During the interview, Wade addressed the social media backlash the couple received after Union was pictured on Instagram shortly after their daughter was born, wearing a hospital gown and holding the newborn to her bare chest.

“I think for me the most hurtful thing was once we had our baby and everybody started talking about ‘Why is she in the bed holding the baby? Why she got a gown on? Why she acting like she just had a baby?’” Wade said. “And once again, people are uneducated on the process and why we decided to go skin to skin as soon as our baby came out.”

Union also shared that the couple planned to do skin-to-skin contact after the delivery to allow for the new baby to bond with her.

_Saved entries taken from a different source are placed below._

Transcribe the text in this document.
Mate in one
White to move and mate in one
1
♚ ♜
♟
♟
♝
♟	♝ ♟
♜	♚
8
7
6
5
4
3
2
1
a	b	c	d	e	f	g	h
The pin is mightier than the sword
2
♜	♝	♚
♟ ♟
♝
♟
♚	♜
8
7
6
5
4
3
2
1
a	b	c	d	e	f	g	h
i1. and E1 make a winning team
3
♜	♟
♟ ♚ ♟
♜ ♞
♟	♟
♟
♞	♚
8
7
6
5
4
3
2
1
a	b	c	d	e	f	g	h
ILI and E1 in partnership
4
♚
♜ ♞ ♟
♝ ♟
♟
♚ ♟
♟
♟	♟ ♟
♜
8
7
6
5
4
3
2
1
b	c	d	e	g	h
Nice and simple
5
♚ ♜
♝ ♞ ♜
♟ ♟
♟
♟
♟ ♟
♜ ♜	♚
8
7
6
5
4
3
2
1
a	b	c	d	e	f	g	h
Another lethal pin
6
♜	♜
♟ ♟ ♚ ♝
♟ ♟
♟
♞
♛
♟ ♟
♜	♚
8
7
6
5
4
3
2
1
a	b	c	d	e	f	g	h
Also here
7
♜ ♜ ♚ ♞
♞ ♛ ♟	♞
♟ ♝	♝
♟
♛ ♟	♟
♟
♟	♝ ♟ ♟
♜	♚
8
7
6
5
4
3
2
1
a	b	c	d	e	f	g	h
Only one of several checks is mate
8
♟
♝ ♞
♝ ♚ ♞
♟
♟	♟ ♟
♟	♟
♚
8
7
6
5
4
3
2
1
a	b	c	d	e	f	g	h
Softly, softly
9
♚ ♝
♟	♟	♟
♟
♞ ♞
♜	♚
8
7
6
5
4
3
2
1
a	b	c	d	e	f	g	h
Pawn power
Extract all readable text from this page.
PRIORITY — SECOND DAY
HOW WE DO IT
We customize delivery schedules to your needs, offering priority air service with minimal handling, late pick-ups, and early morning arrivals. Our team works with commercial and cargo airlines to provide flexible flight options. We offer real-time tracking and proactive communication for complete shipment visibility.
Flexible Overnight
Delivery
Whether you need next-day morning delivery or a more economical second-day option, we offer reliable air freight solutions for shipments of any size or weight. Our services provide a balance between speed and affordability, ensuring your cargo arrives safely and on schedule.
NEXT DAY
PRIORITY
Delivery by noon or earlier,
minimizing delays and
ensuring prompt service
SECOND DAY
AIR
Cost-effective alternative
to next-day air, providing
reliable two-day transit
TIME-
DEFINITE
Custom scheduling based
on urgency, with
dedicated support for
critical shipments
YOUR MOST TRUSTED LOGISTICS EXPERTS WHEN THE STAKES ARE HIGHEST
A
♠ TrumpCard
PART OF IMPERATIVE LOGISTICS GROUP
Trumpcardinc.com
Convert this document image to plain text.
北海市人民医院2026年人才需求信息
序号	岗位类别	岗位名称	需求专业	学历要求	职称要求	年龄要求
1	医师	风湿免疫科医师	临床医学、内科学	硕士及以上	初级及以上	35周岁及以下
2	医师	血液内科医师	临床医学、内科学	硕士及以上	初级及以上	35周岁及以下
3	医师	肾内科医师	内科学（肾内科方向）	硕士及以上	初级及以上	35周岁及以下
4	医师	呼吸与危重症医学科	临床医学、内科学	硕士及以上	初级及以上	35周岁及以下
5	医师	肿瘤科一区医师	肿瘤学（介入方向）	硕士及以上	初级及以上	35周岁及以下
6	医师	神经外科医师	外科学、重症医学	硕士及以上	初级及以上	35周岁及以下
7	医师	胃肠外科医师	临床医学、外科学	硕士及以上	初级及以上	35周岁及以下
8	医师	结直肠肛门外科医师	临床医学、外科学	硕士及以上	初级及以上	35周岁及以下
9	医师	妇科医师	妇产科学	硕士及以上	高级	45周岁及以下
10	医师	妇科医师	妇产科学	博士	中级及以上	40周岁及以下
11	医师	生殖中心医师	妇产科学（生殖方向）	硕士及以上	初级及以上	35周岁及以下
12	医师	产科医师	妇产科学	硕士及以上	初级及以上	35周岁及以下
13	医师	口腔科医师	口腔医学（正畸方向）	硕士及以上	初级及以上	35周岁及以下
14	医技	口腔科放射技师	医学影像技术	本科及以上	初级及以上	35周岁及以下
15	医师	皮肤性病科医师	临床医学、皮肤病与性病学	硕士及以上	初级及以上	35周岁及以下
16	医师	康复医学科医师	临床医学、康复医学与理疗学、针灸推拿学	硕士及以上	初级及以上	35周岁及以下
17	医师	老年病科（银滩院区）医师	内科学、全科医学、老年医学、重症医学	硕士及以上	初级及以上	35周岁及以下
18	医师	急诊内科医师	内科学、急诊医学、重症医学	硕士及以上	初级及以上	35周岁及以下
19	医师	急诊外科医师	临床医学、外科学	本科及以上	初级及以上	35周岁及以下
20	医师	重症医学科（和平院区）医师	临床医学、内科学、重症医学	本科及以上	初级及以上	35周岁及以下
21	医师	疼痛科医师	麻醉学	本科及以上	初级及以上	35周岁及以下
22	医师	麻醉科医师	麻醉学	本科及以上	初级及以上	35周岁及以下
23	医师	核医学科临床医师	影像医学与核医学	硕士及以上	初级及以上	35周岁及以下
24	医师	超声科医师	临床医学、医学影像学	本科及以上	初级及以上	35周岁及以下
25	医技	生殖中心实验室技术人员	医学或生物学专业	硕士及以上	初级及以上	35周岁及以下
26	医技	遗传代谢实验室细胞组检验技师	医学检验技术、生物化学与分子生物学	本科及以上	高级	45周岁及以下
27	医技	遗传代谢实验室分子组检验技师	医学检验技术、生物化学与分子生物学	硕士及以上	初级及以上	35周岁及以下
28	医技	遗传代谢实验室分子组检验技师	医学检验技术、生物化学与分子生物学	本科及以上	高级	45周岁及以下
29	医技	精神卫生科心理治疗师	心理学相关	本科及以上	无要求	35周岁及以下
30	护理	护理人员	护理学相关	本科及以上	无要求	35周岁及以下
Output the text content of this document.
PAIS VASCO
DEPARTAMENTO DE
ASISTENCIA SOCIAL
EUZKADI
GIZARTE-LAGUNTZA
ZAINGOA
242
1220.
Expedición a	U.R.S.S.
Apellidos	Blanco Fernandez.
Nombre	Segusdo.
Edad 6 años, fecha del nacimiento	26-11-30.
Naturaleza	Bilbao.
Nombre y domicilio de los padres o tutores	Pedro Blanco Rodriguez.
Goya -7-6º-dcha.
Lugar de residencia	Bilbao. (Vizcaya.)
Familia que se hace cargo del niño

"It was easier to have a hospital gown to go skin-to-skin as opposed to the clothes I came in," Union explained. "When our surrogate's water broke, we already had a plan in place. It was a really long labor, so by the time the doctor decided to do a C-section, the cord was tied around her ankle. We had our own room from the time she was born. We all—our surrogate, our surrogate's husband, me, and my husband—we all had a chance to bond together. It took all of us to create her."

Last year, Union shared her struggles with infertility in her memoir We're Going to Need More Wine where she wrote about suffering up to nine miscarriages and the process of receiving numerous in vitro fertilization treatments.

“I have had eight or nine miscarriages,” Union wrote. “For three years, my body has been a prisoner of trying to get pregnant — I’ve either been about to go into an IVF cycle, in the middle of an IVF cycle or coming out of an IVF cycle.”

The actress initially did not want to have children, but after becoming a stepmom, she decided to try to conceive her and Wade's first child. Wade expressed in the interview the difficulties of watching his wife go through the IVF process. For the couple, deciding to choose a surrogate was the safest choice. 

"I'm watching her do things to her body and to herself that it's getting to the point where it's not healthy," the point guard told Winfrey. "And as I always told her: 'I want this baby just as much as you do, but I married you, and you are the most important thing to me.' So it came to a point where, you know, I started to feel a certain way about that because I didn't want something to happen to her.'"

HuffPost reports that research shows bare skin-to-skin contact has multiple benefits for a newborn including bonding and lowering pain levels. Dr. Shannon M. Clark, a maternal-fetal medicine specialist from the University of Texas Medical Branch at Galveston, explained its importance:

“The importance of skin to skin for intended parents is that the immediate benefits that can happen with the mom who just gave birth to her baby would be the same for an intended parent who didn’t give birth to a baby,” said Clark. “Being able to do that as an intended parent ― it’s ideal.”